- MacBook Pro 16" M1 2019
Iteration | Title | Duration | Improvement |
---|---|---|---|
0 | Reference Code | 217.976069 | |
1 | Simple Single Threaded | 308.678428 | |
2 | Simple Single Threaded (Integers) | 354.827043 | |
3 | Accessing the Map once per line | 200.885222 | |
4 | One stack frame per line | 204.891398 |
My intention with this was to simply get some code working and see how she went! This very much goes along the lines of red, green refactor. Although in this repository I won't be using test cases... I think getting something to work and then refactoring is VERY IMPORTANT
- My first reaction was that it was going to be slow, I noticed that some other programs were processing it in 90 seconds vs my 308 seconds. So something must be quite wrong here. Likely to do with the use of the scanner.
In order of easier to implement....
- Use integers and / 10 at the end
- Use buffers for injecting the input
- Use concurrency to use more than one core to
- IT WENT BACKWARDS!?
- Put it back into floats for the moment I guess. I'm still not convinced
- Use float... (Done)
- Consider different file scanning options
I am using this article as a guide for helping me develop my code and understand the different aspects of the go language. I noticed that this person's code was run in 96 seconds (when run on my computer 217), now obviously I cannot account for differences in hardware... So I will run his code on my MacBook Pro M1 2019 to see how my code compares to his.
I wanted to consider why my code was slower. On first glance the code seemed relatively similar... I did note that my code did call getMin and getMax functions on every iteration which could add overhead to the program by needing to push memory items to the stack... Although in saying that I would assume that the compiler would make my code more efficient and simply remove the need for adding items to the stack with a new function all. I notice that simply using pointers when referencing the values in getMin and getMax wouldn't decrease the overhead. This is because as the function call is executed, the program still has to add the pointer to the stack and being 64bits is the same as passing it by reference. (I assume).
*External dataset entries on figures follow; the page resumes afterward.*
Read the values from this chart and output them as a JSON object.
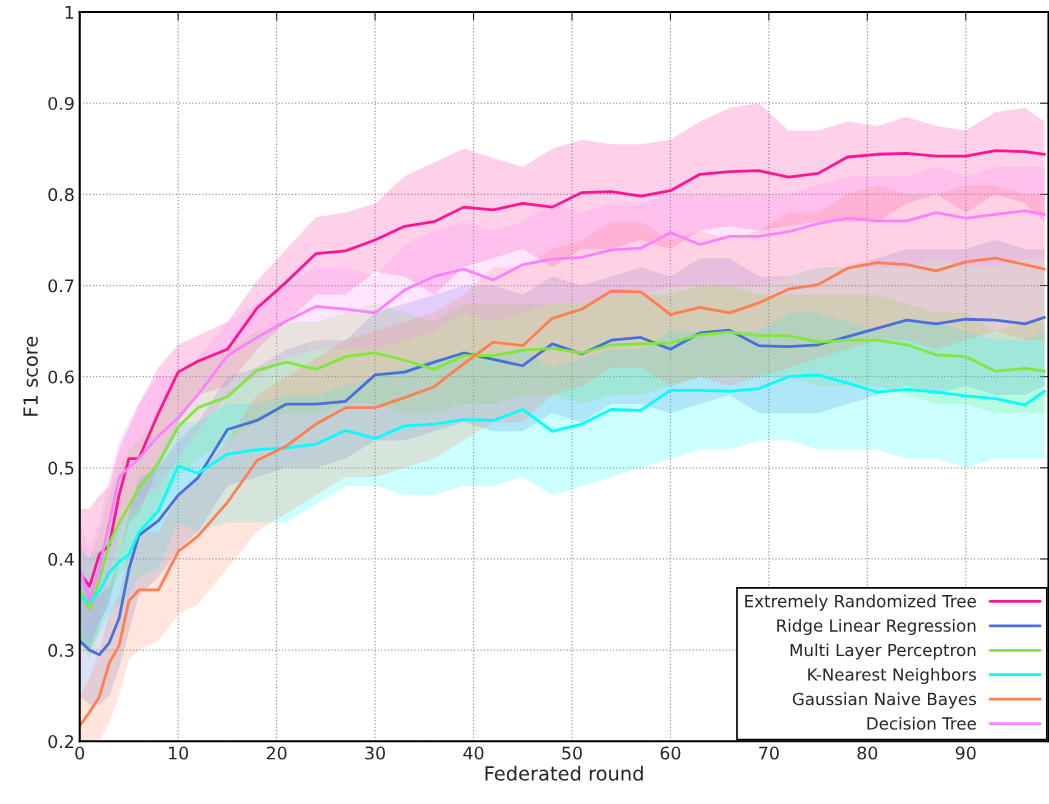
{
  "chart_data": {
    "type": "line",
    "xlabel": "Federated round",
    "ylabel": "F1 score",
    "x": [
      0,
      1,
      2,
      3,
      4,
      5,
      6,
      8,
      10,
      12,
      15,
      18,
      21,
      24,
      27,
      30,
      33,
      36,
      39,
      42,
      45,
      48,
      51,
      54,
      57,
      60,
      63,
      66,
      69,
      72,
      75,
      78,
      81,
      84,
      87,
      90,
      93,
      96,
      98
    ],
    "xlim": [
      0,
      98.4
    ],
    "ylim": [
      0.2,
      1
    ],
    "xticks": [
      0,
      10,
      20,
      30,
      40,
      50,
      60,
      70,
      80,
      90
    ],
    "yticks": [
      0.2,
      0.3,
      0.4,
      0.5,
      0.6,
      0.7,
      0.8,
      0.9,
      1
    ],
    "grid": true,
    "legend": "bottom right",
    "line_style": "solid",
    "marker": "none",
    "series": [
      {
        "name": "Extremely Randomized Tree",
        "color": "#ff1493",
        "values": [
          0.385,
          0.37,
          0.405,
          0.415,
          0.47,
          0.51,
          0.51,
          0.56,
          0.605,
          0.617,
          0.63,
          0.675,
          0.704,
          0.735,
          0.738,
          0.75,
          0.765,
          0.77,
          0.786,
          0.783,
          0.79,
          0.786,
          0.802,
          0.803,
          0.798,
          0.804,
          0.822,
          0.825,
          0.826,
          0.819,
          0.823,
          0.841,
          0.844,
          0.845,
          0.842,
          0.842,
          0.848,
          0.847,
          0.844
        ],
        "lower": [
          0.31,
          0.3,
          0.33,
          0.35,
          0.4,
          0.44,
          0.45,
          0.5,
          0.55,
          0.58,
          0.59,
          0.63,
          0.66,
          0.69,
          0.69,
          0.715,
          0.71,
          0.69,
          0.72,
          0.73,
          0.74,
          0.72,
          0.74,
          0.74,
          0.75,
          0.74,
          0.76,
          0.765,
          0.76,
          0.765,
          0.77,
          0.77,
          0.77,
          0.79,
          0.8,
          0.78,
          0.8,
          0.79,
          0.77
        ],
        "upper": [
          0.455,
          0.455,
          0.47,
          0.48,
          0.52,
          0.545,
          0.57,
          0.61,
          0.635,
          0.645,
          0.66,
          0.705,
          0.74,
          0.775,
          0.78,
          0.79,
          0.82,
          0.835,
          0.85,
          0.84,
          0.83,
          0.85,
          0.86,
          0.855,
          0.855,
          0.86,
          0.88,
          0.895,
          0.9,
          0.87,
          0.87,
          0.88,
          0.875,
          0.885,
          0.875,
          0.87,
          0.89,
          0.895,
          0.88
        ]
      },
      {
        "name": "Ridge Linear Regression",
        "color": "#4a6fd8",
        "values": [
          0.31,
          0.3,
          0.295,
          0.308,
          0.335,
          0.389,
          0.426,
          0.442,
          0.47,
          0.489,
          0.542,
          0.552,
          0.57,
          0.57,
          0.573,
          0.602,
          0.605,
          0.616,
          0.626,
          0.619,
          0.612,
          0.636,
          0.625,
          0.64,
          0.643,
          0.63,
          0.648,
          0.651,
          0.634,
          0.633,
          0.635,
          0.644,
          0.653,
          0.662,
          0.658,
          0.663,
          0.662,
          0.658,
          0.665
        ],
        "lower": [
          0.25,
          0.24,
          0.24,
          0.25,
          0.28,
          0.32,
          0.36,
          0.38,
          0.41,
          0.43,
          0.48,
          0.49,
          0.5,
          0.5,
          0.51,
          0.53,
          0.53,
          0.54,
          0.55,
          0.54,
          0.54,
          0.56,
          0.55,
          0.57,
          0.57,
          0.56,
          0.57,
          0.58,
          0.56,
          0.56,
          0.56,
          0.57,
          0.58,
          0.59,
          0.58,
          0.59,
          0.58,
          0.58,
          0.59
        ],
        "upper": [
          0.38,
          0.37,
          0.36,
          0.37,
          0.4,
          0.45,
          0.49,
          0.5,
          0.53,
          0.55,
          0.6,
          0.61,
          0.63,
          0.64,
          0.64,
          0.67,
          0.68,
          0.69,
          0.7,
          0.7,
          0.69,
          0.71,
          0.7,
          0.71,
          0.72,
          0.71,
          0.73,
          0.73,
          0.71,
          0.71,
          0.72,
          0.72,
          0.73,
          0.74,
          0.74,
          0.74,
          0.75,
          0.74,
          0.74
        ]
      },
      {
        "name": "Multi Layer Perceptron",
        "color": "#7fe83a",
        "values": [
          0.365,
          0.345,
          0.377,
          0.417,
          0.44,
          0.458,
          0.478,
          0.505,
          0.545,
          0.566,
          0.578,
          0.607,
          0.616,
          0.608,
          0.622,
          0.626,
          0.618,
          0.608,
          0.623,
          0.623,
          0.629,
          0.631,
          0.626,
          0.635,
          0.636,
          0.637,
          0.646,
          0.649,
          0.645,
          0.645,
          0.638,
          0.64,
          0.64,
          0.635,
          0.624,
          0.622,
          0.606,
          0.609,
          0.606
        ],
        "lower": [
          0.31,
          0.29,
          0.32,
          0.36,
          0.38,
          0.4,
          0.42,
          0.45,
          0.49,
          0.51,
          0.53,
          0.55,
          0.56,
          0.56,
          0.57,
          0.57,
          0.56,
          0.56,
          0.57,
          0.57,
          0.58,
          0.58,
          0.57,
          0.58,
          0.58,
          0.59,
          0.6,
          0.6,
          0.6,
          0.6,
          0.59,
          0.59,
          0.59,
          0.58,
          0.57,
          0.57,
          0.56,
          0.56,
          0.56
        ],
        "upper": [
          0.42,
          0.4,
          0.43,
          0.47,
          0.5,
          0.52,
          0.53,
          0.56,
          0.6,
          0.62,
          0.63,
          0.65,
          0.66,
          0.66,
          0.67,
          0.68,
          0.67,
          0.66,
          0.68,
          0.68,
          0.68,
          0.68,
          0.68,
          0.69,
          0.69,
          0.69,
          0.7,
          0.7,
          0.69,
          0.69,
          0.69,
          0.69,
          0.69,
          0.68,
          0.67,
          0.67,
          0.65,
          0.66,
          0.66
        ]
      },
      {
        "name": "K-Nearest Neighbors",
        "color": "#00ffff",
        "values": [
          0.358,
          0.353,
          0.365,
          0.385,
          0.397,
          0.405,
          0.429,
          0.453,
          0.502,
          0.494,
          0.515,
          0.52,
          0.522,
          0.526,
          0.541,
          0.532,
          0.546,
          0.548,
          0.553,
          0.552,
          0.564,
          0.54,
          0.548,
          0.564,
          0.563,
          0.585,
          0.585,
          0.584,
          0.587,
          0.6,
          0.602,
          0.593,
          0.583,
          0.586,
          0.583,
          0.579,
          0.576,
          0.569,
          0.584
        ],
        "lower": [
          0.31,
          0.3,
          0.32,
          0.34,
          0.35,
          0.36,
          0.38,
          0.39,
          0.44,
          0.43,
          0.44,
          0.44,
          0.44,
          0.46,
          0.48,
          0.48,
          0.47,
          0.47,
          0.48,
          0.48,
          0.49,
          0.47,
          0.48,
          0.49,
          0.5,
          0.51,
          0.52,
          0.52,
          0.53,
          0.53,
          0.52,
          0.52,
          0.52,
          0.51,
          0.51,
          0.5,
          0.51,
          0.51,
          0.51
        ],
        "upper": [
          0.41,
          0.4,
          0.41,
          0.43,
          0.44,
          0.45,
          0.48,
          0.51,
          0.55,
          0.55,
          0.57,
          0.57,
          0.58,
          0.58,
          0.59,
          0.6,
          0.61,
          0.62,
          0.62,
          0.62,
          0.63,
          0.61,
          0.62,
          0.63,
          0.63,
          0.65,
          0.65,
          0.65,
          0.65,
          0.67,
          0.67,
          0.66,
          0.65,
          0.66,
          0.66,
          0.65,
          0.64,
          0.64,
          0.65
        ]
      },
      {
        "name": "Gaussian Naive Bayes",
        "color": "#ff7f50",
        "values": [
          0.217,
          0.232,
          0.249,
          0.286,
          0.305,
          0.354,
          0.366,
          0.366,
          0.408,
          0.425,
          0.462,
          0.508,
          0.524,
          0.548,
          0.566,
          0.566,
          0.577,
          0.589,
          0.614,
          0.638,
          0.634,
          0.664,
          0.674,
          0.694,
          0.693,
          0.668,
          0.676,
          0.67,
          0.681,
          0.696,
          0.701,
          0.719,
          0.725,
          0.723,
          0.716,
          0.726,
          0.73,
          0.723,
          0.718
        ],
        "lower": [
          0.2,
          0.2,
          0.2,
          0.22,
          0.25,
          0.29,
          0.3,
          0.31,
          0.34,
          0.35,
          0.39,
          0.43,
          0.45,
          0.47,
          0.49,
          0.49,
          0.5,
          0.51,
          0.53,
          0.55,
          0.55,
          0.58,
          0.59,
          0.61,
          0.61,
          0.59,
          0.6,
          0.59,
          0.6,
          0.61,
          0.62,
          0.63,
          0.64,
          0.64,
          0.63,
          0.64,
          0.65,
          0.64,
          0.64
        ],
        "upper": [
          0.25,
          0.27,
          0.3,
          0.34,
          0.36,
          0.41,
          0.43,
          0.43,
          0.47,
          0.49,
          0.53,
          0.58,
          0.6,
          0.62,
          0.64,
          0.65,
          0.66,
          0.67,
          0.69,
          0.72,
          0.72,
          0.74,
          0.75,
          0.77,
          0.77,
          0.75,
          0.76,
          0.75,
          0.76,
          0.78,
          0.78,
          0.8,
          0.81,
          0.8,
          0.8,
          0.81,
          0.81,
          0.8,
          0.8
        ]
      },
      {
        "name": "Decision Tree",
        "color": "#ff80ff",
        "values": [
          0.39,
          0.355,
          0.39,
          0.44,
          0.49,
          0.5,
          0.51,
          0.535,
          0.555,
          0.58,
          0.623,
          0.643,
          0.661,
          0.677,
          0.674,
          0.67,
          0.695,
          0.71,
          0.718,
          0.706,
          0.723,
          0.729,
          0.731,
          0.739,
          0.741,
          0.758,
          0.745,
          0.754,
          0.754,
          0.759,
          0.768,
          0.774,
          0.771,
          0.771,
          0.78,
          0.774,
          0.778,
          0.782,
          0.778
        ],
        "lower": [
          0.33,
          0.31,
          0.33,
          0.38,
          0.43,
          0.45,
          0.46,
          0.48,
          0.51,
          0.54,
          0.58,
          0.6,
          0.62,
          0.63,
          0.63,
          0.63,
          0.64,
          0.65,
          0.67,
          0.66,
          0.67,
          0.68,
          0.68,
          0.69,
          0.69,
          0.7,
          0.7,
          0.7,
          0.7,
          0.71,
          0.72,
          0.72,
          0.72,
          0.72,
          0.73,
          0.72,
          0.72,
          0.73,
          0.73
        ],
        "upper": [
          0.44,
          0.41,
          0.44,
          0.49,
          0.53,
          0.55,
          0.57,
          0.6,
          0.6,
          0.62,
          0.66,
          0.68,
          0.7,
          0.72,
          0.72,
          0.71,
          0.745,
          0.76,
          0.77,
          0.76,
          0.77,
          0.79,
          0.78,
          0.79,
          0.79,
          0.8,
          0.8,
          0.8,
          0.8,
          0.8,
          0.81,
          0.82,
          0.82,
          0.82,
          0.83,
          0.82,
          0.83,
          0.83,
          0.83
        ]
      }
    ]
  }
}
I noticed whilst removing the getMin and getMax functions. I am not certain how the compiler is actually decoding this, but the idea of needing to calculate the hash for the key, and then find the item in memory (considering clashing algorithms for 10k weather stations) this could be quite slow. I will firstly get the value of the struct, store it in the current stack and reference the values from there.
As per the text above when comparing the reference code to my code.. I saw the first point of call was that the reference code was not calling a separate function for getting the min/Max temperature. However whilst pulling out the code to do this I saw that I accessed the map multiple times per weather station which inherently seems inefficient to me. Lets see what happens if I get the weather station data once per line of the text.
func myCode() {
if len(os.Args) < 2 {
panic("No arguments")
}
fileName := os.Args[1]
// Open File
file, fileError := os.Open(fileName)
defer file.Close() // This will close the file after the function has been run.
if fileError != nil {
panic(fileError)
}
// Start processing the records
stations := make(map[string]*StationData)
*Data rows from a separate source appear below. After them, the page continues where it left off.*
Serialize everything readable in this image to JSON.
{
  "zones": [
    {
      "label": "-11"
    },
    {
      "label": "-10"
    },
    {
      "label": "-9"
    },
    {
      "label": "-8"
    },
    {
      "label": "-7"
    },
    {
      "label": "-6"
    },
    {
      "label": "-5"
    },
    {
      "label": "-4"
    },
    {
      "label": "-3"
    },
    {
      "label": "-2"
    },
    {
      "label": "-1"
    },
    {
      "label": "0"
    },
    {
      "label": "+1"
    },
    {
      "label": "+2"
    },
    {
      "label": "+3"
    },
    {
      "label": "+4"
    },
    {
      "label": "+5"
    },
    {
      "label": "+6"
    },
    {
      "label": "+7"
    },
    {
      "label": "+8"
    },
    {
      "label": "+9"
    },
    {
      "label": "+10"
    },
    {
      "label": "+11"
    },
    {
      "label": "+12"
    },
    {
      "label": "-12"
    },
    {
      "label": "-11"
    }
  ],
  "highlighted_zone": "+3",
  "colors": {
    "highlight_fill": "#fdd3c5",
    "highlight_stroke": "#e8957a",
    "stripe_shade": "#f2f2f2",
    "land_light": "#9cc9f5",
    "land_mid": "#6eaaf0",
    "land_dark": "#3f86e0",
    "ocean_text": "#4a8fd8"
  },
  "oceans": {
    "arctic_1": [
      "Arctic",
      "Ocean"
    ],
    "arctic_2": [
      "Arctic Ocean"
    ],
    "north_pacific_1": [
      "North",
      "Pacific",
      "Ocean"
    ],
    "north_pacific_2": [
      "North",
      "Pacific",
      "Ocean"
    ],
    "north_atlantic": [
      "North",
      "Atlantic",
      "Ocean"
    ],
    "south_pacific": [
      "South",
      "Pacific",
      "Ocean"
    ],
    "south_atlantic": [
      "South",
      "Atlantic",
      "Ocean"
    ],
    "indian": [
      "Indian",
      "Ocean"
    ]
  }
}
scanner := bufio.NewScanner(file)
for scanner.Scan() {
line := scanner.Text()
parts := strings.Split(line, ";")
stationName := parts[0]
// To do, change float to int
temp, parseError := strconv.ParseFloat(parts[1], 64)
if parseError != nil {
fmt.Printf("Error parsing float on line, " + line)
panic(parseError)
}
station := stations[stationName]
if station == nil {
stations[stationName] = &StationData{temp, temp, temp, 1}
} else {
station.count += 1
station.total += temp
station.min = getMin(station.min, temp)
station.max = getMax(station.min, temp)
}
}
for key, value := range stations {
average := value.total / float64(value.count)
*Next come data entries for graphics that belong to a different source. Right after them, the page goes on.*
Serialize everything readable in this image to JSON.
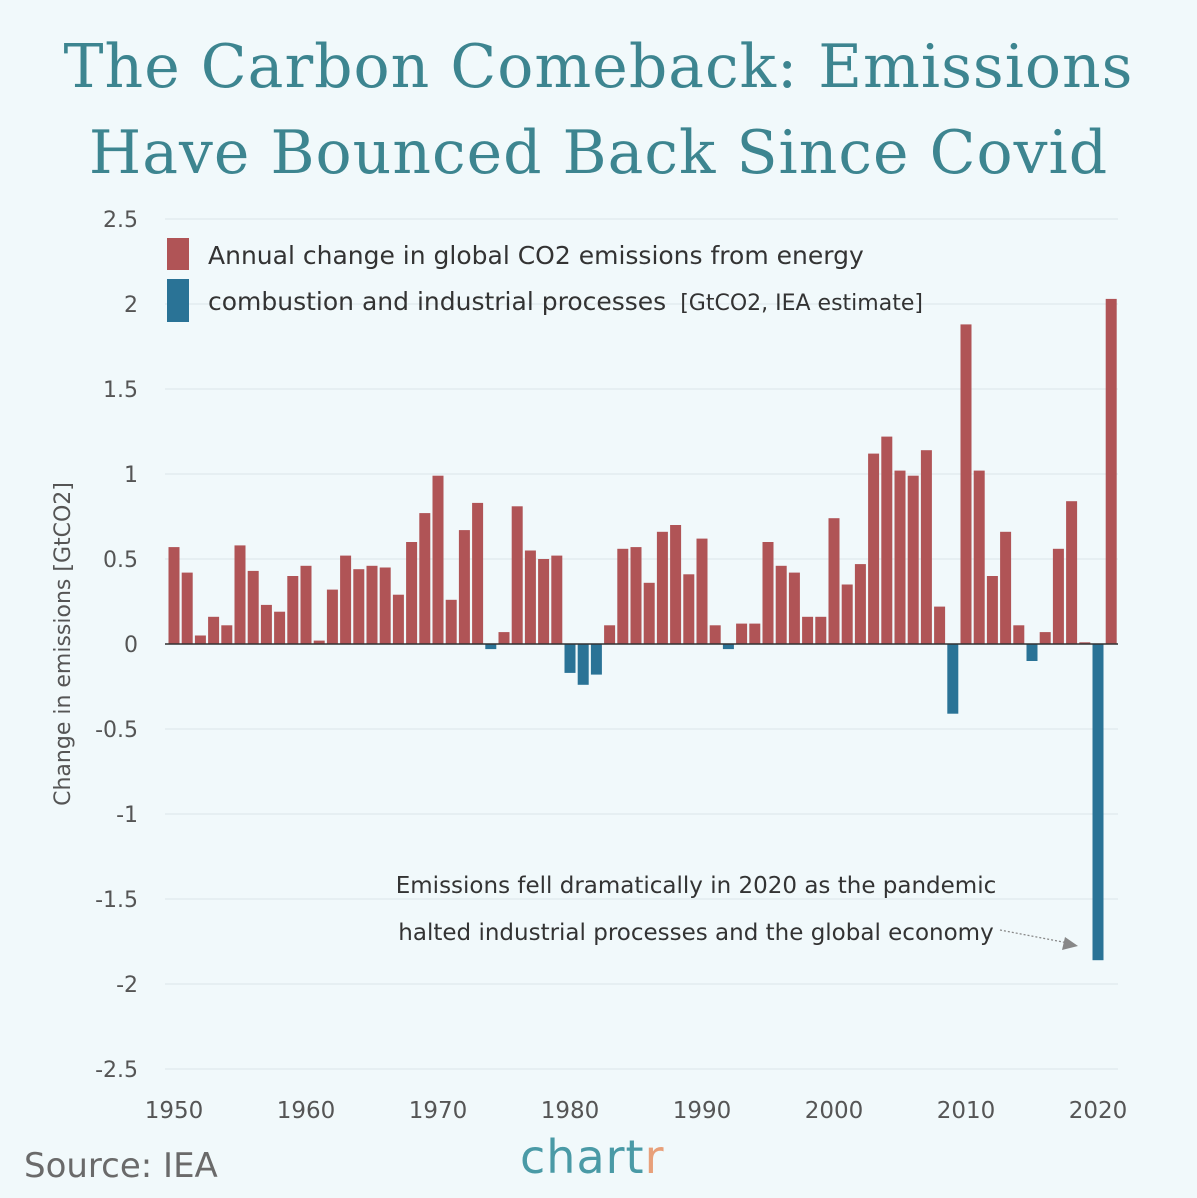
{
  "title_line1": "The Carbon Comeback: Emissions",
  "title_line2": "Have Bounced Back Since Covid",
  "source": "Source: IEA",
  "logo": "chartr",
  "colors": {
    "positive": "#b05456",
    "negative": "#2a7396",
    "title": "#3d8590",
    "background": "#f1f9fb"
  },
  "chart_data": {
    "type": "bar",
    "ylabel": "Change in emissions [GtCO2]",
    "ylim": [
      -2.5,
      2.5
    ],
    "yticks": [
      "2.5",
      "2",
      "1.5",
      "1",
      "0.5",
      "0",
      "-0.5",
      "-1",
      "-1.5",
      "-2",
      "-2.5"
    ],
    "xticks": [
      "1950",
      "1960",
      "1970",
      "1980",
      "1990",
      "2000",
      "2010",
      "2020"
    ],
    "grid": true,
    "legend": {
      "line1": "Annual change in global CO2 emissions from energy",
      "line2": "combustion and industrial processes",
      "unit": "[GtCO2, IEA estimate]",
      "placement": "top-left"
    },
    "annotation": {
      "line1": "Emissions fell dramatically in 2020 as the pandemic",
      "line2": "halted industrial processes and the global economy",
      "target_year": 2020
    },
    "x": [
      1950,
      1951,
      1952,
      1953,
      1954,
      1955,
      1956,
      1957,
      1958,
      1959,
      1960,
      1961,
      1962,
      1963,
      1964,
      1965,
      1966,
      1967,
      1968,
      1969,
      1970,
      1971,
      1972,
      1973,
      1974,
      1975,
      1976,
      1977,
      1978,
      1979,
      1980,
      1981,
      1982,
      1983,
      1984,
      1985,
      1986,
      1987,
      1988,
      1989,
      1990,
      1991,
      1992,
      1993,
      1994,
      1995,
      1996,
      1997,
      1998,
      1999,
      2000,
      2001,
      2002,
      2003,
      2004,
      2005,
      2006,
      2007,
      2008,
      2009,
      2010,
      2011,
      2012,
      2013,
      2014,
      2015,
      2016,
      2017,
      2018,
      2019,
      2020,
      2021
    ],
    "values": [
      0.57,
      0.42,
      0.05,
      0.16,
      0.11,
      0.58,
      0.43,
      0.23,
      0.19,
      0.4,
      0.46,
      0.02,
      0.32,
      0.52,
      0.44,
      0.46,
      0.45,
      0.29,
      0.6,
      0.77,
      0.99,
      0.26,
      0.67,
      0.83,
      -0.03,
      0.07,
      0.81,
      0.55,
      0.5,
      0.52,
      -0.17,
      -0.24,
      -0.18,
      0.11,
      0.56,
      0.57,
      0.36,
      0.66,
      0.7,
      0.41,
      0.62,
      0.11,
      -0.03,
      0.12,
      0.12,
      0.6,
      0.46,
      0.42,
      0.16,
      0.16,
      0.74,
      0.35,
      0.47,
      1.12,
      1.22,
      1.02,
      0.99,
      1.14,
      0.22,
      -0.41,
      1.88,
      1.02,
      0.4,
      0.66,
      0.11,
      -0.1,
      0.07,
      0.56,
      0.84,
      0.01,
      -1.86,
      2.03
    ]
  }
}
fmt.Printf("%s=%f/%f/%f\n", key, value.min, value.max, average)
}
}
This is such a small impact that quite frankly I think the environment of me doing other tasks likely impacted this. This increase in speed is negligible I am willing to ignore it at this stage. But to be considered in the future.
I wanted to consider how changing the file scanning would work. Time to start reading about bufio.scaner
for scanner.Scan() {
scanner.Text() // or
scanner.Bytes()
}
- Bytes 28s
- Text 31.651927s Not much difference between the two!
Note I just spent the last few hours understanding how channels, mutexs and how the go runtime works!